Sagenschatz

Das Buttertöpfchen bei Frauenstein

Frauenstein

Den Namen ,,Buttertöpfchen« soll das aus Quarzit bestehende Felsgebilde zwischen Frauenstein und Burkersdorf davon erhalten haben, daß hier lagernde Hussiten vor ihrem Abzuge zum Andenken an ihren schrecklichen Aufenthalt die Umrisse eines Kelches in eine Seitenfläche des Felsens eingruben, woraus die damals dem katholischen Dogma der Kelchentziehung noch fest anhängenden Umwohner oder ihre Geistlichen zum Spott, wegen der Ähnlichkeit der Figur, ein Butternäpfchen oder -töpfchen gemacht haben sollen. Daß das Einhauen von Kelchbildern in Felsen bei den Hussiten üblich war, zeigt folgender Bericht aus Wolkenstein: In der Mitte einer hundert Ellen hohen steilen Felswand, welche an der Zschopau sich erhebt und das Schloß Wolkenstein trägt, war früher ein Kreuz und ein Kelch in den Stein eingehauen.
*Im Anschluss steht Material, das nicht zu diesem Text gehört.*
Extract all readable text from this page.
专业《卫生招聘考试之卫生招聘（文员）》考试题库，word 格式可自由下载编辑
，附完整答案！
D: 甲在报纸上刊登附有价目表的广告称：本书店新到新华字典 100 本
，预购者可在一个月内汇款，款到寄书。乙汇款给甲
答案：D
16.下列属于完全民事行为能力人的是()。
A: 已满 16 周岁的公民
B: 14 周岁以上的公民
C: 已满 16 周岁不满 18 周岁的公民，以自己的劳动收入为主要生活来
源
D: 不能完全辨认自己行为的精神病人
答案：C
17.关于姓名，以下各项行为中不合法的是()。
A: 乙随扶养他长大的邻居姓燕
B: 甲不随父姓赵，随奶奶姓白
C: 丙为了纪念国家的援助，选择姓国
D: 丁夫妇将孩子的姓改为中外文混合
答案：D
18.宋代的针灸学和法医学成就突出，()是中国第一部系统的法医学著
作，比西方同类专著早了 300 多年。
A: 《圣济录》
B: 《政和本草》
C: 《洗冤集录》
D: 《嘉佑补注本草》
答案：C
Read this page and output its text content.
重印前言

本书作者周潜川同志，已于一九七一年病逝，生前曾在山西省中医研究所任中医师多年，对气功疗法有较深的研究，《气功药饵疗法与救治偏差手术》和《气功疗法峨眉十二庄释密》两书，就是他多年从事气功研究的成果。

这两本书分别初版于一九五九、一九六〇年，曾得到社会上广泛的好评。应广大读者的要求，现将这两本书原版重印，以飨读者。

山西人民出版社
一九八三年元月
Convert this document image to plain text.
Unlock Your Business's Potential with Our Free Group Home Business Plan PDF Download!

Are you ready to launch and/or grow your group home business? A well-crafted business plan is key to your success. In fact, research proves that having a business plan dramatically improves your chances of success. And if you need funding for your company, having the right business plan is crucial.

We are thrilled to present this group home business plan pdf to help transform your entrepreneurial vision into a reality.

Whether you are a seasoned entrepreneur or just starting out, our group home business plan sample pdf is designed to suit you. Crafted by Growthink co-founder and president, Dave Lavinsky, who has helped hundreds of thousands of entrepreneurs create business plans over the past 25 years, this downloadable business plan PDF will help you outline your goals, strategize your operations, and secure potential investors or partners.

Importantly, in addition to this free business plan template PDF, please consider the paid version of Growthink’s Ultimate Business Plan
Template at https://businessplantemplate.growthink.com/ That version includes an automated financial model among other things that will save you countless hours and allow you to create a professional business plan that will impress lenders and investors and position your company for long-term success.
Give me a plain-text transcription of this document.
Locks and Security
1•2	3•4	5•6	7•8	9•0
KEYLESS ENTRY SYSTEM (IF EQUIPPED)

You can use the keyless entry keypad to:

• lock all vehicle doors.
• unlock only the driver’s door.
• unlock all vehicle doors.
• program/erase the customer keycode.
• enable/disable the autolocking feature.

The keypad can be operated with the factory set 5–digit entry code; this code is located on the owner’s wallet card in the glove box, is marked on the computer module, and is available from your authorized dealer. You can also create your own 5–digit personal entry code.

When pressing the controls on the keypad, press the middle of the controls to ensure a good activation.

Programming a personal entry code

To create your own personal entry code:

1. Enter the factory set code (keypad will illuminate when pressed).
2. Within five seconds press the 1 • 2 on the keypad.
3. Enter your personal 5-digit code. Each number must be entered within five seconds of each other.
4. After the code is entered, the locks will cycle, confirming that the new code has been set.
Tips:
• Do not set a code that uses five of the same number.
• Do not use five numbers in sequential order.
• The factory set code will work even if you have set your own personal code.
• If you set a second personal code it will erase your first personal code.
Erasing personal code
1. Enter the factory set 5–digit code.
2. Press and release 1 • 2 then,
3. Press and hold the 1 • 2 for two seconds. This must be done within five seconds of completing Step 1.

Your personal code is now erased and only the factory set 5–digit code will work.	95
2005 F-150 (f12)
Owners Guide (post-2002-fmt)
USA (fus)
Diese beiden Zeichen erinnerten an eine traurige Begebenheit. Im Jahre 1428 ergriffen die Hussiten den päpstlichen Priester von Wolkenstein und drohten ihm mit dem Tode, wenn er nicht seinen Glauben ändere. Der fromme festgläubige Mann aber bekannte frei, ehe er dies täte, wolle er lieber sterben. Die Hussiten schleppten ihn an den Rand der steilen Felswand, stießen ihn hinab, so- daß er zerschmettert in den Fluten der Zschopau ver- sank. Das Kelchzeichen braucht freilich nicht unbedingt auf die Hussiten (Kelchner) zurückzugehen. Auch auf den Grenzsteinen usw, die kirchlichen Besitz abgrenzen, finden wir zuweilen das Kelchzeichen, so im sog. alten Kirchenholz im Weicholdswalde. Eine andere Annahme, daß der Volksmund den alleinstehenden, im Laufe der Jahrhunderte ziemlich verwitterten Felsen wegen seiner eigenen Ähnlichkeit mit einem Buttertöpfchen so genannt habe, hat deswegen wenig Wahrscheinlichkeit für sich, weil eine solche Ähnlichkeit von keiner Phantasie zu entdecken ist. Es gibt noch eine dritte Sage, welche den Namen des Felsens nach folgender Begebenheit deutet: Es gingen einst zwei Burschen mit Butter von Burkersdorf nach Frauenstein. Als sie in die Nähe des Felsens kamen, gerieten sie in Streit und warfen sich in der Hitze des Zankes mit ihren Buttertöpfchen; dabei wurde einer von ihnen so unglücklich getroffen, daß er sofort tot hinstürzte. Zur Erinnerung an diese Begebenheit nannte man den am Tatorte stehenden Felsen ,,Butter- töpfchen".